- Residency period: Summer 2024
- Individual Residency
Yana Foque is a Belgian curator, editor and writer whose main interest lies in institutional critique expressed through notions of collaboration and authorship, and the social/political/historical structures that shape them. Her writing has been published by Frieze and Metropolis M, among others. Since 2019, she has held the position of Executive Director & Chief Curator of Kunstverein, Amsterdam, and its affiliated publishing house and franchise.

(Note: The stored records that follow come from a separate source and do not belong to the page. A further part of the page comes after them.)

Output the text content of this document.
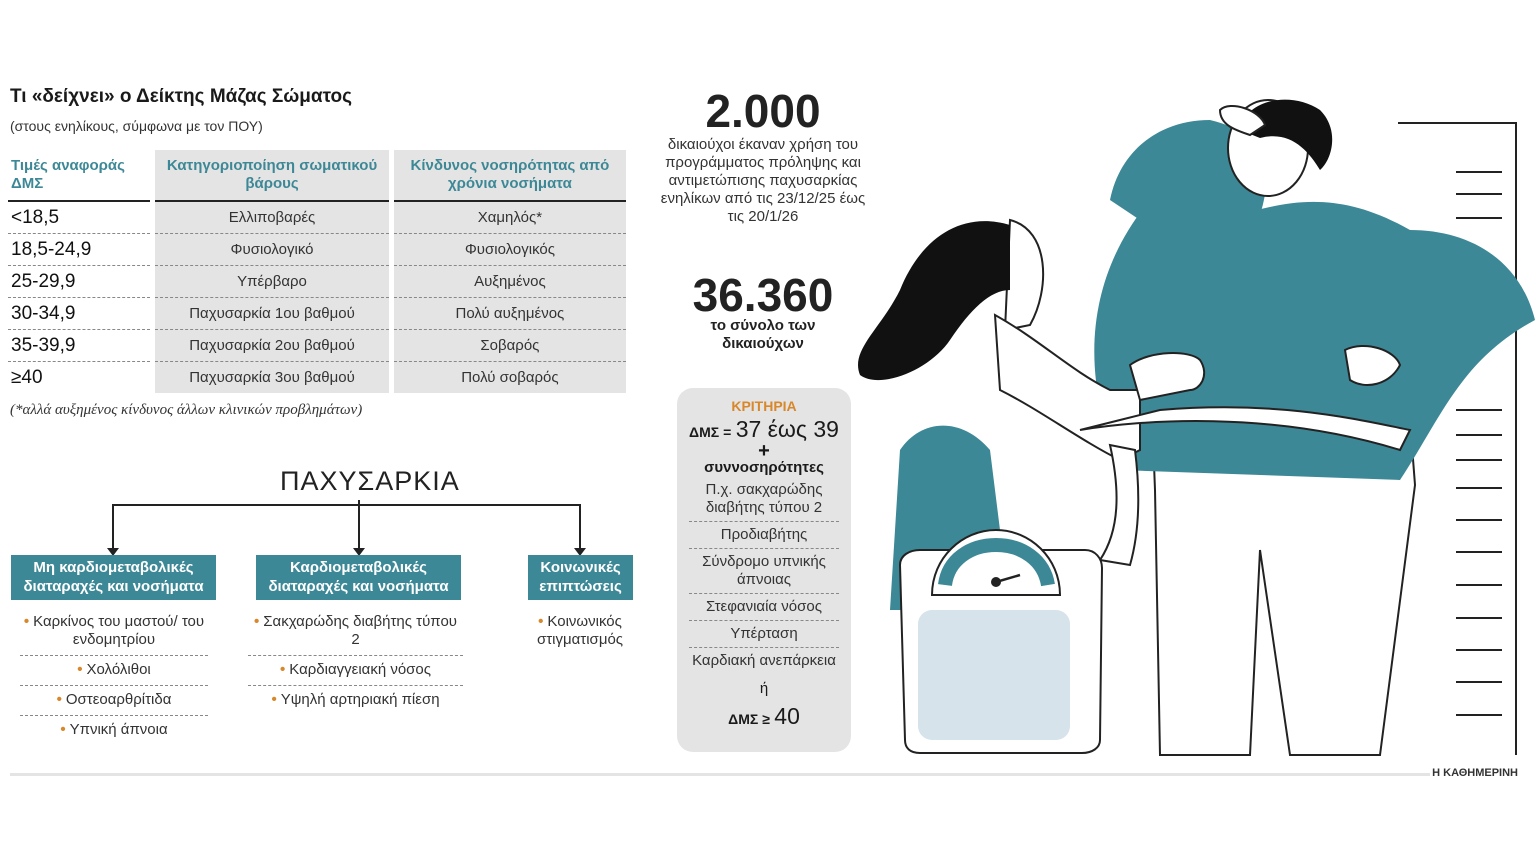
Τι «δείχνει» ο Δείκτης Μάζας Σώματος
(στους ενηλίκους, σύμφωνα με τον ΠΟΥ)
Τιμές αναφοράς ΔΜΣ	Κατηγοριοποίηση σωματικού βάρους	Κίνδυνος νοσηρότητας από χρόνια νοσήματα
<18,5	Ελλιποβαρές	Χαμηλός*
18,5-24,9	Φυσιολογικό	Φυσιολογικός
25-29,9	Υπέρβαρο	Αυξημένος
30-34,9	Παχυσαρκία 1ου βαθμού	Πολύ αυξημένος
35-39,9	Παχυσαρκία 2ου βαθμού	Σοβαρός
≥40	Παχυσαρκία 3ου βαθμού	Πολύ σοβαρός
(*αλλά αυξημένος κίνδυνος άλλων κλινικών προβλημάτων)
ΠΑΧΥΣΑΡΚΙΑ
Μη καρδιομεταβολικές διαταραχές και νοσήματα
Καρδιομεταβολικές διαταραχές και νοσήματα
Κοινωνικές επιπτώσεις
• Καρκίνος του μαστού/ του ενδομητρίου
• Χολόλιθοι
• Οστεοαρθρίτιδα
• Υπνική άπνοια
• Σακχαρώδης διαβήτης τύπου 2
• Καρδιαγγειακή νόσος
• Υψηλή αρτηριακή πίεση
• Κοινωνικός στιγματισμός
2.000
δικαιούχοι έκαναν χρήση του προγράμματος πρόληψης και αντιμετώπισης παχυσαρκίας ενηλίκων από τις 23/12/25 έως τις 20/1/26
36.360
το σύνολο των δικαιούχων
ΚΡΙΤΗΡΙΑ
ΔΜΣ = 37 έως 39
+
συννοσηρότητες
Π.χ. σακχαρώδης διαβήτης τύπου 2
Προδιαβήτης
Σύνδρομο υπνικής άπνοιας
Στεφανιαία νόσος
Υπέρταση
Καρδιακή ανεπάρκεια
ή
ΔΜΣ ≥ 40
Η ΚΑΘΗΜΕΡΙΝΗ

Foque increasingly sees her practice as a director-curator as an artistic one: a meta form where the creative thinking that goes into keeping the lights on is as much of the show as what visitors see hanging on the walls. In this way, she leans into the methodologies of the artists she works with, who share a commitment to finding a frame for their work outside of the regular formats and, in doing so, redefine what it means to be an artist. Though Foque’s practice has become synonymous with Kunstverein’s programme – a reality of working in a small institution in which everyone does everything and where time constantly evaporates – the specific way in which she has continued the experimental legacy of the institution is a reflection of her practice as an independent curator.
Recent projects include the first major European exhibition retrospective of the queer, no-budget, Canadian Punk Polygloth G.B. Jones, the first-ever monograph on the institutional critical practice of Christopher D’Arcangelo (edited together with Isabelle Sully, co-published with Artists Space), and ‘From East to West, Through the Globe, Towards the Moon’ an archival solo-show with work by Barbara Kozłowska. While in residence at NAC, Foque’s focus will be to read through the texts of Raimundas Malašauskas for his forthcoming book Suzon (published in collaboration with Grazer Kunstverein, KW Berlin and Kunstverein Publishing), as well as writing a text on the death of institutions. She will work only during her son’s naps (13:00–15:00).